Three things to read off the plot:

  • The curve crosses the dashed \(\chi^2_{1,0.95}\) cutoff at the two red dotted lines — these are the profile-CI endpoints by construction (_confint_profile solves exactly \(2\,(\hat\ell - \ell_p(v)) - 3.84 = 0\) on each side via scipy.optimize.brentq).

  • The right arm of the profile curve is visibly flatter than the left, which is exactly what the positive skew in the table records. A symmetric Wald paraboloid (blue dotted endpoints) misses this: the upper Wald endpoint sits inside the profile region while the lower Wald endpoint sits outside it.

  • On Bs4, profile is shifted to the right relative to Wald — the baseline coefficient can take values further above \(\hat\theta\) than the symmetric approximation allows, because the only thing shrinking the right tail is the next-up boundary \(\theta_4\) has little neighbour to push against.

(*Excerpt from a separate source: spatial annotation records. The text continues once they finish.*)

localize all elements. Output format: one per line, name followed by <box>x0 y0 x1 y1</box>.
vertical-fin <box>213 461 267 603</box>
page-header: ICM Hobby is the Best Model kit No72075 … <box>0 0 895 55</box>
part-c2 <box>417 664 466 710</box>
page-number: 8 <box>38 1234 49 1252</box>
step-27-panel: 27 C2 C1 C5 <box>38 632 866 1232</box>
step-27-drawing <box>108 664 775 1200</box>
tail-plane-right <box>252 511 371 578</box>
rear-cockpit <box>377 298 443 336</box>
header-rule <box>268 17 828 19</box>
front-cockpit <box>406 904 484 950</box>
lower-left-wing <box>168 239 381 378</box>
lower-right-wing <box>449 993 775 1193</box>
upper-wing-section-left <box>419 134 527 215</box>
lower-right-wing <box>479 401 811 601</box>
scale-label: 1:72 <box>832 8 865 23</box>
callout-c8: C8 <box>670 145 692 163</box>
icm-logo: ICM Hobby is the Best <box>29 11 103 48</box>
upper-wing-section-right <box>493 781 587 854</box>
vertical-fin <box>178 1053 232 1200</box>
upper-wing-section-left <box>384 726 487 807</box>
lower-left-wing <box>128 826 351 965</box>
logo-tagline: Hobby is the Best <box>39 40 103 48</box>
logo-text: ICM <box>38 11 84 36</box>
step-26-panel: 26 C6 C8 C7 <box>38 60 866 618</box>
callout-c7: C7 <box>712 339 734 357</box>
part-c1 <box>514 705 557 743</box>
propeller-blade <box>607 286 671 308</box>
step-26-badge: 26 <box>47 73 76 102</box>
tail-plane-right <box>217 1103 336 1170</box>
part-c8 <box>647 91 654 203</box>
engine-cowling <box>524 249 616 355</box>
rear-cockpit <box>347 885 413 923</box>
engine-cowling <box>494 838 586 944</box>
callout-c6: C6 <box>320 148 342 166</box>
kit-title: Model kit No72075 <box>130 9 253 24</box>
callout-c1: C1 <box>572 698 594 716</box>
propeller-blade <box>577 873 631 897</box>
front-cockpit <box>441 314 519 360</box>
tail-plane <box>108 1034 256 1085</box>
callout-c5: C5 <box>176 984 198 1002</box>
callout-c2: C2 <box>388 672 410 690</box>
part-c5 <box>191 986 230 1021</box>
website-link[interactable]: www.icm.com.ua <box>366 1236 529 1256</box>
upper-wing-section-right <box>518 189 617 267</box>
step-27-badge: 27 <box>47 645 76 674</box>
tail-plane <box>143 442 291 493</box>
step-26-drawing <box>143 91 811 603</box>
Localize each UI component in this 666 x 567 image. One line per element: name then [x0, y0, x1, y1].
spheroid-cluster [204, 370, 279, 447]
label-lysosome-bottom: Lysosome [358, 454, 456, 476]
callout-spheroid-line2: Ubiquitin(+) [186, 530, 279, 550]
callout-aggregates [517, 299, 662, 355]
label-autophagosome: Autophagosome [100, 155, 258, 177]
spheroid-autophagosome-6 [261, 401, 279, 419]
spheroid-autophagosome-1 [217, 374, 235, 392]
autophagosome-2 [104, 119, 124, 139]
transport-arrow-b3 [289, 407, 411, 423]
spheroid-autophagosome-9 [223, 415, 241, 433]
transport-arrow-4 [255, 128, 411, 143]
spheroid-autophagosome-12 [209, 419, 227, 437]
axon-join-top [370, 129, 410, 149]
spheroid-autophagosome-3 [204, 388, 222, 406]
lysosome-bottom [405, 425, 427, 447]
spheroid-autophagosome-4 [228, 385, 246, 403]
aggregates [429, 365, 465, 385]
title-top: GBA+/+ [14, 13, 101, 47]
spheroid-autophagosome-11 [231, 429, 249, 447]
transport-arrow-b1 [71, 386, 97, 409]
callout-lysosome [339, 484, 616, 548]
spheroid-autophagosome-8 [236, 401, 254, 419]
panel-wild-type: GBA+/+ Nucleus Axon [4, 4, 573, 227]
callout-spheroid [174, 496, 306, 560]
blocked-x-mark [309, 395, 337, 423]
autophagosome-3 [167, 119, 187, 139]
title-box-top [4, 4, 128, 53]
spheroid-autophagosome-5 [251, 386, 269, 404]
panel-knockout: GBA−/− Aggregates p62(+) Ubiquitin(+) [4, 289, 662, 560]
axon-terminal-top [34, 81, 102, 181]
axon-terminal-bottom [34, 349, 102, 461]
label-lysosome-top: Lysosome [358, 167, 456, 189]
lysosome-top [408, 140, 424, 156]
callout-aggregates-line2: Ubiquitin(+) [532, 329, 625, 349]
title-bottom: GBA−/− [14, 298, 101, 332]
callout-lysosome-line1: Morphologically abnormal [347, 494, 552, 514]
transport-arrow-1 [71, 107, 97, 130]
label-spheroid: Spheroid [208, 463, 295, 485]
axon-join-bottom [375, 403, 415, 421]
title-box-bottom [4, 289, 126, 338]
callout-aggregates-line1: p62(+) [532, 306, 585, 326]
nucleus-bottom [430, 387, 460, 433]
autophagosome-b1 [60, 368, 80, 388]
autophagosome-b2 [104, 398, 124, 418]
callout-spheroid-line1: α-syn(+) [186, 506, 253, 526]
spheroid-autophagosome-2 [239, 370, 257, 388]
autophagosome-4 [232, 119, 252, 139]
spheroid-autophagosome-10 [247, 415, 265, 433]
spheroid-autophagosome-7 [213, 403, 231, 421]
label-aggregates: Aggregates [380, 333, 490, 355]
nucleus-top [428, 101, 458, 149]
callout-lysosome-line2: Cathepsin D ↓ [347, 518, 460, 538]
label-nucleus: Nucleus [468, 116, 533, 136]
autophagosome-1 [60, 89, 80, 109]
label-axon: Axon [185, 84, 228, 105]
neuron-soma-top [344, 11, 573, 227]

4. When to prefer each interval type#

Cost per parameter

Honours asymmetry

Robust to mis-specified link

Robust to active constraints

Wald

one inversion of \(H\) at \(\hat\theta\)

no

no

no — fails on monotonicity boundaries

Sandwich

one inversion of \(H\) + one \(s s^\top\) accumulation

no

yes

no — same singular bread as Wald

Profile

\(\approx\) 10 constrained refits

yes

partially (still uses \(\ell\))

yes — refits under the pin

Practical rules of thumb that follow from the table:

  • Default to Wald for fast triage and well-identified covariates (\(\beta_x\) above: all three methods agreed to 0.01).

  • Reach for sandwich when you suspect distributional mis-specification — heavy tails relative to the base distribution, residual heteroskedasticity not captured by scaling=, etc. See also the `scaling-terms vignette <05_scaling_terms.ipynb>`__ for explicit modelling of heteroskedasticity, which often is the better answer than sandwiching.

  • Reach for profile when (i) the Wald and sandwich CIs disagree on width despite the link looking right, (ii) the parameter sits near a boundary (Bernstein coefficients, scaling \(\gamma\) at the identification frontier, etc.), or (iii) you need to report a CI that you can defend as inversion of the LR test. Pay the extra ~10× cost on a parm=[j] subset rather than the full vector unless \(p + q\) is small.

Profile and Wald CIs are R-parity tested against tram::Coxph / tram::BoxCox / tram::Colr in tests/test_confidence.py to rtol = 1e-3; the sandwich estimator is checked against sandwich::vcovHC(..., type = "HC0") in the same file.